Abstract
Genome-wide association studies (GWAS) have made impactful discoveries for complex diseases, often by amassing very large sample sizes. Yet, GWAS of many diseases remain underpowered, especially for non-European ancestries. One cost-effective approach to increase sample size is to combine existing case-only cohorts with public controls, but this approach is limited by the need for a large overlap in variants across genotyping arrays and the scarcity of non-European controls. We developed and validated a protocol, Genotyping Array-WGS Merge (GAWMerge), for combining genotypes from arrays and whole genome sequencing, ensuring complete variant overlap, and allowing for diverse samples like Trans-Omics for Precision Medicine to be used. Our protocol involves phasing, imputation, and filtering. We illustrated its ability to control type I error and recover known disease-associated signals across technologies, independent datasets, and ancestries in smoking-related cohorts. GAWMerge enables genetic studies to leverage existing cohorts to validly increase sample size and enhance discovery.
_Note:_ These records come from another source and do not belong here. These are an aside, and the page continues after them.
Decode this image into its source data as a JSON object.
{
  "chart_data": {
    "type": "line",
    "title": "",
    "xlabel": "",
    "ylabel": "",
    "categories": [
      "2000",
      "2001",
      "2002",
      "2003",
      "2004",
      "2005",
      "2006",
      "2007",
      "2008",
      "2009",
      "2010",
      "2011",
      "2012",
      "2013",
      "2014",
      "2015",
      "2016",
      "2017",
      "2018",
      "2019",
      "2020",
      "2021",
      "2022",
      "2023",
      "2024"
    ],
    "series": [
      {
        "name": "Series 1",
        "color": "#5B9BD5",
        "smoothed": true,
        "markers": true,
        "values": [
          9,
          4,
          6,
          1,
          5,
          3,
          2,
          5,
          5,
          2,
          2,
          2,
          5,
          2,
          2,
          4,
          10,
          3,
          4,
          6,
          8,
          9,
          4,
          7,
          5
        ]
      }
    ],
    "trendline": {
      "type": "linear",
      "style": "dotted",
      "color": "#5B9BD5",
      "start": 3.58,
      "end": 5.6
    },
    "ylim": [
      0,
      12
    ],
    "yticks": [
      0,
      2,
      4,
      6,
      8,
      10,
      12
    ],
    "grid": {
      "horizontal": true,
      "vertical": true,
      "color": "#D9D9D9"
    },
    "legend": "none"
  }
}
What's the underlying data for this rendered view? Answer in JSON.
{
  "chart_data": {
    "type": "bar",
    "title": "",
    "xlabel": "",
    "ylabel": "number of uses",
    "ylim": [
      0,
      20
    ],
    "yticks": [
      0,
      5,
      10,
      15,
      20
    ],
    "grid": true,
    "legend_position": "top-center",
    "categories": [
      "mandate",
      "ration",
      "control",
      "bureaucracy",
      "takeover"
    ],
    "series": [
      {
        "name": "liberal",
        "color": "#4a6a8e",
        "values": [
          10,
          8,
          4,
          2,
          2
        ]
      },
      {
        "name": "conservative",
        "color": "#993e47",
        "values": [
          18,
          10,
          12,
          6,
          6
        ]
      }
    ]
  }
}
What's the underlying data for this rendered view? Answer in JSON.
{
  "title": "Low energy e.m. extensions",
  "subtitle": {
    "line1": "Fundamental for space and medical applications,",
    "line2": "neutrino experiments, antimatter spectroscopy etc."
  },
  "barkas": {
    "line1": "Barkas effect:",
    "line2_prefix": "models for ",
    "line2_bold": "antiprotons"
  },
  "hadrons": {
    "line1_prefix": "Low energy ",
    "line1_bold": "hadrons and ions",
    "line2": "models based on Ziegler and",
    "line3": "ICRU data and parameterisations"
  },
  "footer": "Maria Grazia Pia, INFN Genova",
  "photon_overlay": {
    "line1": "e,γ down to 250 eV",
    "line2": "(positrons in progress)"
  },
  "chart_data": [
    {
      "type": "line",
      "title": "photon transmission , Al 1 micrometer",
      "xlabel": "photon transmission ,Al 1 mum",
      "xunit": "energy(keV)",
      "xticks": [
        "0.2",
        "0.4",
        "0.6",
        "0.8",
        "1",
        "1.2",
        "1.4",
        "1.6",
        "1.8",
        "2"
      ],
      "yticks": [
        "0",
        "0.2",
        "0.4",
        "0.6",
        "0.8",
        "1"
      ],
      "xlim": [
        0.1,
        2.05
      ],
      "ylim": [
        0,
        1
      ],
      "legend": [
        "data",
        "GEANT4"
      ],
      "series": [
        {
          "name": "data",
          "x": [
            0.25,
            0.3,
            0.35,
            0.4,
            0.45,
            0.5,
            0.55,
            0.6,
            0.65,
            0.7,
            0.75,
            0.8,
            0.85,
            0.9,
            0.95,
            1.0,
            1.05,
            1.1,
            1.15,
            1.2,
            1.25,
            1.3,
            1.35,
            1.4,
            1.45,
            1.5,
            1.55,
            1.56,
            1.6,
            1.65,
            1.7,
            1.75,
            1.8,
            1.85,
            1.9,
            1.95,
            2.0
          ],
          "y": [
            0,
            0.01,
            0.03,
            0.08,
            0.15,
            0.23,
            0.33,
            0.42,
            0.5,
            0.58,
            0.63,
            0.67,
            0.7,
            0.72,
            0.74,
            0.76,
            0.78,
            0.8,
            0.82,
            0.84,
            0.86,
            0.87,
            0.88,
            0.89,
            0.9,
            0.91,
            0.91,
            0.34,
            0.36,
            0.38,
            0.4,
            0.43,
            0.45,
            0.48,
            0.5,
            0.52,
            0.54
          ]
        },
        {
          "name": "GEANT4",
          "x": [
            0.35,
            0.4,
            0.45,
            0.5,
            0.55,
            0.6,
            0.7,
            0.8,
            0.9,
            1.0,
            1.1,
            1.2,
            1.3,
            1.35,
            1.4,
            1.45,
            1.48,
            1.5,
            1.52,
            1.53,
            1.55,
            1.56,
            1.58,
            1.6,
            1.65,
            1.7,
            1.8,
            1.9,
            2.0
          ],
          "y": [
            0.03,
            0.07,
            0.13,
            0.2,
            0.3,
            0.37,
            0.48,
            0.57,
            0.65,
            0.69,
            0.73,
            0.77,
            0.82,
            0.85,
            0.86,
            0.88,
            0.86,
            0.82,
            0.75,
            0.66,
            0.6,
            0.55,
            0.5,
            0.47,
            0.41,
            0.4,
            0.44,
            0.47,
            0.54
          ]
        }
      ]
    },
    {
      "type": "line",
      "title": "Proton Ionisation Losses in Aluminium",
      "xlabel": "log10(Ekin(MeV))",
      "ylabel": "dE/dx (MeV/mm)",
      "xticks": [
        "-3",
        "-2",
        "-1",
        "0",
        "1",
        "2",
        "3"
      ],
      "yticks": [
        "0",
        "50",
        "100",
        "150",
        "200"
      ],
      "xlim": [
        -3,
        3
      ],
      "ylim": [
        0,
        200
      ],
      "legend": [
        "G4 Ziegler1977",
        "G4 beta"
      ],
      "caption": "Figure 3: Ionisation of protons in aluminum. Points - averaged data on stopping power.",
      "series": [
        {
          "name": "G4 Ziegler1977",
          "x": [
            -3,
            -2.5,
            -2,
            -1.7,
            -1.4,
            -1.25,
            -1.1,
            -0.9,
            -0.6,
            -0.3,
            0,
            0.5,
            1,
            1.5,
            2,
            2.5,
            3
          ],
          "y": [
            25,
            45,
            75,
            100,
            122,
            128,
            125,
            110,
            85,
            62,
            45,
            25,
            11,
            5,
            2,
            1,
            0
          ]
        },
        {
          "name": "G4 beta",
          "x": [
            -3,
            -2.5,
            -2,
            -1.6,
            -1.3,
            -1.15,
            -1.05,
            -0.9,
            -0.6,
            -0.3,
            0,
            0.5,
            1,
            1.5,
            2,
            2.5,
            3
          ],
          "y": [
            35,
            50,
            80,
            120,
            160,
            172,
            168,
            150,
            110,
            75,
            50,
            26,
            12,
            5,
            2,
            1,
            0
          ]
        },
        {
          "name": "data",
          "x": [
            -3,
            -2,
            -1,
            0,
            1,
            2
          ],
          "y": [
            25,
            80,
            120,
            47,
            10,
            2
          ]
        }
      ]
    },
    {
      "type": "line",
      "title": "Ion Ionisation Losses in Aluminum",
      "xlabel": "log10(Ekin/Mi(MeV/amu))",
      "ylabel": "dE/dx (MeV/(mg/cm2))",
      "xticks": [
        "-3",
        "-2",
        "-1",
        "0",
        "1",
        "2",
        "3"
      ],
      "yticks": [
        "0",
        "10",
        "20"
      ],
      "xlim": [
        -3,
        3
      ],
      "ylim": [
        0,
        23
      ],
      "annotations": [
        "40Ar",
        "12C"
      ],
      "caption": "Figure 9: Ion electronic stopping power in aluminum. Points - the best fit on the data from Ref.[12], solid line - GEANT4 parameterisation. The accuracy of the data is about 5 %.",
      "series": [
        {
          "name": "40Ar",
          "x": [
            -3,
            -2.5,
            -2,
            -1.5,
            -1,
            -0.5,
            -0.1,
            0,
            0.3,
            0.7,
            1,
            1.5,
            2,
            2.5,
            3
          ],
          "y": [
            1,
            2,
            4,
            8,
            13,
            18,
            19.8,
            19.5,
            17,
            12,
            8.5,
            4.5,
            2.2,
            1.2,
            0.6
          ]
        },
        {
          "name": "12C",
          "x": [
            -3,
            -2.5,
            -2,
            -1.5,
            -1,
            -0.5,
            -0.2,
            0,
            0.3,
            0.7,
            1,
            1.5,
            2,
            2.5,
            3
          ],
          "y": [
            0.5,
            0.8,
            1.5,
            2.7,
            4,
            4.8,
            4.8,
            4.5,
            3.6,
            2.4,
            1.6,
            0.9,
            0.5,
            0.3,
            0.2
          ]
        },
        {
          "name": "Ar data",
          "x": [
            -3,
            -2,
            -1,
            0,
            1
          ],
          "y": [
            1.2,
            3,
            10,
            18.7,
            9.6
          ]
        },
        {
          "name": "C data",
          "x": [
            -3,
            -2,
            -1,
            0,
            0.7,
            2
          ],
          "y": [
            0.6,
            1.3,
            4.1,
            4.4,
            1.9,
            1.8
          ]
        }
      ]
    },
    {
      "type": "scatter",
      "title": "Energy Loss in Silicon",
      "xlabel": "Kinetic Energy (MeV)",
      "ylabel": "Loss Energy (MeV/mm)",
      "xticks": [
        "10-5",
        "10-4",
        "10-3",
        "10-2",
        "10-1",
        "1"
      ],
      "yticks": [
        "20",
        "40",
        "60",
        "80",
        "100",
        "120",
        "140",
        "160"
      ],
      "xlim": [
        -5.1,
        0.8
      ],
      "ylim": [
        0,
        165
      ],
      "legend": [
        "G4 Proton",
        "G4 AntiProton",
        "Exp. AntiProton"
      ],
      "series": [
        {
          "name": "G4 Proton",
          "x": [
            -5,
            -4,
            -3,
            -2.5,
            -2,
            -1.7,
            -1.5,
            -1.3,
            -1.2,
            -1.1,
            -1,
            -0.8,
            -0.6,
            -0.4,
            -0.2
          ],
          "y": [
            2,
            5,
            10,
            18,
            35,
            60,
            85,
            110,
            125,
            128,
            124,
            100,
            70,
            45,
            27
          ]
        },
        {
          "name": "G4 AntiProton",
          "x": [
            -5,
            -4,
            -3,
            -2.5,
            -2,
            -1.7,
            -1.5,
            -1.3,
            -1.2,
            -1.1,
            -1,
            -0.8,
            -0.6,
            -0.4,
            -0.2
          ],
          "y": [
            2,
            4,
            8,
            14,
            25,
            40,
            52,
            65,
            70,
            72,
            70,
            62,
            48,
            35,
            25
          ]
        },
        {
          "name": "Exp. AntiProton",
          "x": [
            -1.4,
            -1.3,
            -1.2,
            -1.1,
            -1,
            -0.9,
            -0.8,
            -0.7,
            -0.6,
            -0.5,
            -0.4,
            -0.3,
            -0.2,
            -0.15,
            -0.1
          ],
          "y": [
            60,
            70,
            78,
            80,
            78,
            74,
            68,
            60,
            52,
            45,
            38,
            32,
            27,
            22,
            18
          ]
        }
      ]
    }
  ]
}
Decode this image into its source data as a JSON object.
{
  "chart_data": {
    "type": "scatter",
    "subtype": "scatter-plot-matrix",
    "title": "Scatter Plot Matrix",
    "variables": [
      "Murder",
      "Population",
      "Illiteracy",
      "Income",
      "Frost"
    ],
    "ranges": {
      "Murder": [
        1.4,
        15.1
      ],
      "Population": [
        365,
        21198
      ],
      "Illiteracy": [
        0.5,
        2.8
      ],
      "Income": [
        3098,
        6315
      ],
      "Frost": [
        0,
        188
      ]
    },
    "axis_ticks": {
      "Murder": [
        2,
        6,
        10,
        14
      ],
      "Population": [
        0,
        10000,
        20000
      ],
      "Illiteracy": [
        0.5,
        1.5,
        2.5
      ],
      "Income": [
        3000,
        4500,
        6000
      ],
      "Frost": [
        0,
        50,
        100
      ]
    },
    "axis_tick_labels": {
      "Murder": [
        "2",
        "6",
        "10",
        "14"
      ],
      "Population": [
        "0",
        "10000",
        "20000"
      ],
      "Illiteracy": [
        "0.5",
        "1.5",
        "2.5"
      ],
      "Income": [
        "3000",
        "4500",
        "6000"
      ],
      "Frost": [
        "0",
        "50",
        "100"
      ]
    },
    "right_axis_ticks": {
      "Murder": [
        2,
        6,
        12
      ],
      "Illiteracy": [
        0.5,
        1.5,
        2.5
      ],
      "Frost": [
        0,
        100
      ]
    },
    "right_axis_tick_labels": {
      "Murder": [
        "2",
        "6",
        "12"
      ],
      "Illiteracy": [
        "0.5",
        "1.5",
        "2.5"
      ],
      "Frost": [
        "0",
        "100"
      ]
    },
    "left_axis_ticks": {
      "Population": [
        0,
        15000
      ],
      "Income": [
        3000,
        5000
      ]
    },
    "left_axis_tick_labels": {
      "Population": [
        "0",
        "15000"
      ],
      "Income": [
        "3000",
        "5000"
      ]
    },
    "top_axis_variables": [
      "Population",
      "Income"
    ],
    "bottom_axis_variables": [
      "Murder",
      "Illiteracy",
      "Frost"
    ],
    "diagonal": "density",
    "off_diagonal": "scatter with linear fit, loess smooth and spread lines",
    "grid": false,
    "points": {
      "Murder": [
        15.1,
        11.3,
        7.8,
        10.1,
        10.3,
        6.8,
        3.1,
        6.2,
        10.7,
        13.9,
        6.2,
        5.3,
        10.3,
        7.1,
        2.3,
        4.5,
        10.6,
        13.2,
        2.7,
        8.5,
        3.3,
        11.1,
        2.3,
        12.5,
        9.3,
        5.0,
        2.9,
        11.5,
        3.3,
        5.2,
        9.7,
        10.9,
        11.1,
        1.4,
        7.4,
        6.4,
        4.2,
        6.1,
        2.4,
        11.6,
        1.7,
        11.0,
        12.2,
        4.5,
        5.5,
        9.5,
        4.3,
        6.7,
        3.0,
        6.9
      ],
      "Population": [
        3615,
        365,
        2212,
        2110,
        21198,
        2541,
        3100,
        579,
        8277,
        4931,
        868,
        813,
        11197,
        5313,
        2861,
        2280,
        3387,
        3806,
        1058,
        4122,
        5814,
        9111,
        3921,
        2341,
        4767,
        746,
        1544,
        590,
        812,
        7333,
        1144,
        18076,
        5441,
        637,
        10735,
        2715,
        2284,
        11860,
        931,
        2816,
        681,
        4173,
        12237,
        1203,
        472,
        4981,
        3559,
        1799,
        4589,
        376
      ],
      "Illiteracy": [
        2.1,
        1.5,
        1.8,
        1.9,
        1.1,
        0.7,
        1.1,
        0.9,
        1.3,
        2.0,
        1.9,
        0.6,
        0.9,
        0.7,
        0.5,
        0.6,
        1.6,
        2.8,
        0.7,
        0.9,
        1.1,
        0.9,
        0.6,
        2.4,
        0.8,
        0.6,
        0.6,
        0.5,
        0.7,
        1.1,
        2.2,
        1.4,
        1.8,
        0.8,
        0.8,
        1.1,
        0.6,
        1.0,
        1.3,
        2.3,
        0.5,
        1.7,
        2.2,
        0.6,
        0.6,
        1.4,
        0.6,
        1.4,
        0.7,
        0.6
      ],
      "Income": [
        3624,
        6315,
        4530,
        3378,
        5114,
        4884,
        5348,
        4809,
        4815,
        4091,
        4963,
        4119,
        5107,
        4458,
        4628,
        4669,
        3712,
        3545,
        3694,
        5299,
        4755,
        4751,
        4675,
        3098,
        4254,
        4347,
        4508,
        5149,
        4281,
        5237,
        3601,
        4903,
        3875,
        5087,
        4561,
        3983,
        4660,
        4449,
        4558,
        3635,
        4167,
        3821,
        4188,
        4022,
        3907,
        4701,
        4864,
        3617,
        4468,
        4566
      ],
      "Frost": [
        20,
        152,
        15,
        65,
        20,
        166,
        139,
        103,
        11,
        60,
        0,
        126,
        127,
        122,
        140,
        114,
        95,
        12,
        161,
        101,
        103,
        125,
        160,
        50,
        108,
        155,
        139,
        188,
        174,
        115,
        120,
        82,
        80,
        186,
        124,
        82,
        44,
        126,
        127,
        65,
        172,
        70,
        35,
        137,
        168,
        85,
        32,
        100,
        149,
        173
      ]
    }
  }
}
Competing Interest Statement
Edwin Silverman has received institutional grant support from GlaxoSmithKline and Bayer. Michael H. Cho has received grant support from GSK and Bayer, and consulting or speaking fees from Illumina, Genentech, and AstraZeneca. All other authors have no competing interests.
Footnotes
↵^ A complete list of NHLBI Trans-Omics for Precision Medicine (TOPMed) Consortium members is shown in Supplementary Table 1.